Its peculiar concave shape is striking: it is possibly a resource used to give greater monumentality to a captive facade in a narrow street. It would not be until several years later that the square that today presides over it and that connects it with the neighboring Cathedral was ordered and built.

The second largest church in the city, whose facade is a magnificent example of Galician baroque.

The works of the Church of Santa Eufemia began in the mid-seventeenth century by private foundation, although its facade was not completed until a century later. Vaults and dome are from the nineteenth century, and in the twentieth century is completed with the sculpture that adorns the central niche, the image of Santa Eufemia, patron saint of the parish and saint of great devotion in the city. The figure is the work of Xosé Cid and dates from 1985, while the bell tower is from 1989. After the Cathedral, it is the second largest church in Ourense.

The interior, very austere, has a Latin cross plan with three longitudinal naves, the lateral ones being lower. A large baroque altar presides over the church with the Christ of Hope in the center (XVIII century).

The annex building on the right was built as a school for grammar studies; later it has been an institute, a museum, a seminary and currently a priest’s residence.

According to tradition, the saint evangelized in the area of O Xurés and therefore suffered martyrdom in the time of Emperor Hadrian. She was buried in the place that today receives the name of Sierra de Santa Eufemia.
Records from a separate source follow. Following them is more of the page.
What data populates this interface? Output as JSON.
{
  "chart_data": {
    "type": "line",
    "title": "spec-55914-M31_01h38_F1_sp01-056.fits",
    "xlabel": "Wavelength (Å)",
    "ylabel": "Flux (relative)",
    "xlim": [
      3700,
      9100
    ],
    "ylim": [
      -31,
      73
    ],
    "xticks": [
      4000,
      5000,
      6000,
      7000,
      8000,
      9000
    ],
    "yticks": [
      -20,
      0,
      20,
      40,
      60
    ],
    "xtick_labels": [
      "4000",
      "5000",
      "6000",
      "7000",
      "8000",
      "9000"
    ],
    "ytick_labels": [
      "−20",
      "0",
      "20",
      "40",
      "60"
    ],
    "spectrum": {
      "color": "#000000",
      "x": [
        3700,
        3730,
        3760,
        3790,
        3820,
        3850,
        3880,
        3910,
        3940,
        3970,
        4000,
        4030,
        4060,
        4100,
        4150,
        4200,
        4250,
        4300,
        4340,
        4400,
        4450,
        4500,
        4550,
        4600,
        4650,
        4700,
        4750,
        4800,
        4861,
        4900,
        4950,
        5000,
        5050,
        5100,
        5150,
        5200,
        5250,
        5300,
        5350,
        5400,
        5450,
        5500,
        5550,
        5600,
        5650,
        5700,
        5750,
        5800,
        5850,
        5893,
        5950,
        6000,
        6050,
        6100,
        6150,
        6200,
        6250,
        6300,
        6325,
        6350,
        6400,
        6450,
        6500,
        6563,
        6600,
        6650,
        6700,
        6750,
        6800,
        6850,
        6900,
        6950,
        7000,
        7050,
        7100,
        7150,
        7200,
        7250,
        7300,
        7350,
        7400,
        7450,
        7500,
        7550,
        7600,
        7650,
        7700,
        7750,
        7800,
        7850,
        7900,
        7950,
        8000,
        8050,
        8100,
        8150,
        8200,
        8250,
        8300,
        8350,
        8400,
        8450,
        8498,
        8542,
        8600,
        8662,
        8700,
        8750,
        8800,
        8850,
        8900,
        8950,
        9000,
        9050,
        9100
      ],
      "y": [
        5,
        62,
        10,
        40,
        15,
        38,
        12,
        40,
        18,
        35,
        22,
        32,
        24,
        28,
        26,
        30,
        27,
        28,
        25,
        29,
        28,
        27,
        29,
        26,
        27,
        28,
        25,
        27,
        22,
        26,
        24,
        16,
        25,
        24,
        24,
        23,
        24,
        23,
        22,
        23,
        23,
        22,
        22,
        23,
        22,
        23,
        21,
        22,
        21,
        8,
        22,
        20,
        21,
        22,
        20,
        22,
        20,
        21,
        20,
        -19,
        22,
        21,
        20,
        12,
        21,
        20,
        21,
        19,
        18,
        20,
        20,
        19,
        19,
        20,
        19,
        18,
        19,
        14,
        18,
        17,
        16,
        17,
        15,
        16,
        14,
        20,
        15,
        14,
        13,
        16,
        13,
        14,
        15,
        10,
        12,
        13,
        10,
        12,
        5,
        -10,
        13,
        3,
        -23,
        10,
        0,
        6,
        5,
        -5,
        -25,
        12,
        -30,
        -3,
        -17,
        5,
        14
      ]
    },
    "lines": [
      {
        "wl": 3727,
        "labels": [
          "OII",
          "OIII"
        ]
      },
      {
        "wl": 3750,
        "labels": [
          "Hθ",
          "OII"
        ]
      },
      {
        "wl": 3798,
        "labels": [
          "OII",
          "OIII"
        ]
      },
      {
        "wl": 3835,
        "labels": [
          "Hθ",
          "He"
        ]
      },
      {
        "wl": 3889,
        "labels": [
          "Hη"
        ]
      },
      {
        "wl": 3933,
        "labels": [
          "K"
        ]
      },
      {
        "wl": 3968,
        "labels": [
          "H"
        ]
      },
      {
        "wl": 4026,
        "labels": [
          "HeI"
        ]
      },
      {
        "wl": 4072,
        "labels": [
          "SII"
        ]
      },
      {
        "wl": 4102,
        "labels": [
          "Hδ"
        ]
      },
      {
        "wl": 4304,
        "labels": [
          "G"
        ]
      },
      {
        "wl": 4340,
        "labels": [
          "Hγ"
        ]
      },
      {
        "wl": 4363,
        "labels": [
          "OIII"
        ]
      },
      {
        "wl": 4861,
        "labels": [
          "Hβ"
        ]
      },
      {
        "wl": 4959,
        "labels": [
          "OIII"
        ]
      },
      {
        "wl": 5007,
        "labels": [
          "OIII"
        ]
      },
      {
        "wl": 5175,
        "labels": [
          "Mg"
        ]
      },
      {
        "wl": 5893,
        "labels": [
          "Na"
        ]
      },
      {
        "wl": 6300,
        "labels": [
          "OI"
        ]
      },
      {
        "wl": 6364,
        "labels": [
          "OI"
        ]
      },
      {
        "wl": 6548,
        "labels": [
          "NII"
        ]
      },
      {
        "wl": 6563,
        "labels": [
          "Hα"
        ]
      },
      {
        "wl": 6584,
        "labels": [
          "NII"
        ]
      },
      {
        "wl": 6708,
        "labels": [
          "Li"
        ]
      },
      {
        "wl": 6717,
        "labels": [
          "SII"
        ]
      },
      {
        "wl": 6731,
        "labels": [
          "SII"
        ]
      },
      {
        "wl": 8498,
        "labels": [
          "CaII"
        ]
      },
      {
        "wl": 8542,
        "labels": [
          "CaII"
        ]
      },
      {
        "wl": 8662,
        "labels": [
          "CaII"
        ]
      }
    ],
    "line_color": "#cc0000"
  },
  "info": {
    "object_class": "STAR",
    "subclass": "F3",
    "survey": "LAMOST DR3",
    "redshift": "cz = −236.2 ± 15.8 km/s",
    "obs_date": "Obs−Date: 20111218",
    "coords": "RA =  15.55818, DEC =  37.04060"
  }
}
Centuries later, in the year 1060, a shepherdess discovers the tomb from which a hand emerges, takes her ring and when she puts it on she loses her speech, which she recovers when she returns the jewel to the saint. A voice is then heard saying that Saint Euphemia is buried there. Thus began the disputes between the dioceses, since the place was halfway between Braga and Ourense. It was decided to put the body in a cart pulled by an ox and bury the saint in the place where she was going. It was Ourense, and this explains the prominence that Santa Eufemia receives both in this church and in the Cathedral, where this story is still evoked in a side altar of the main chapel.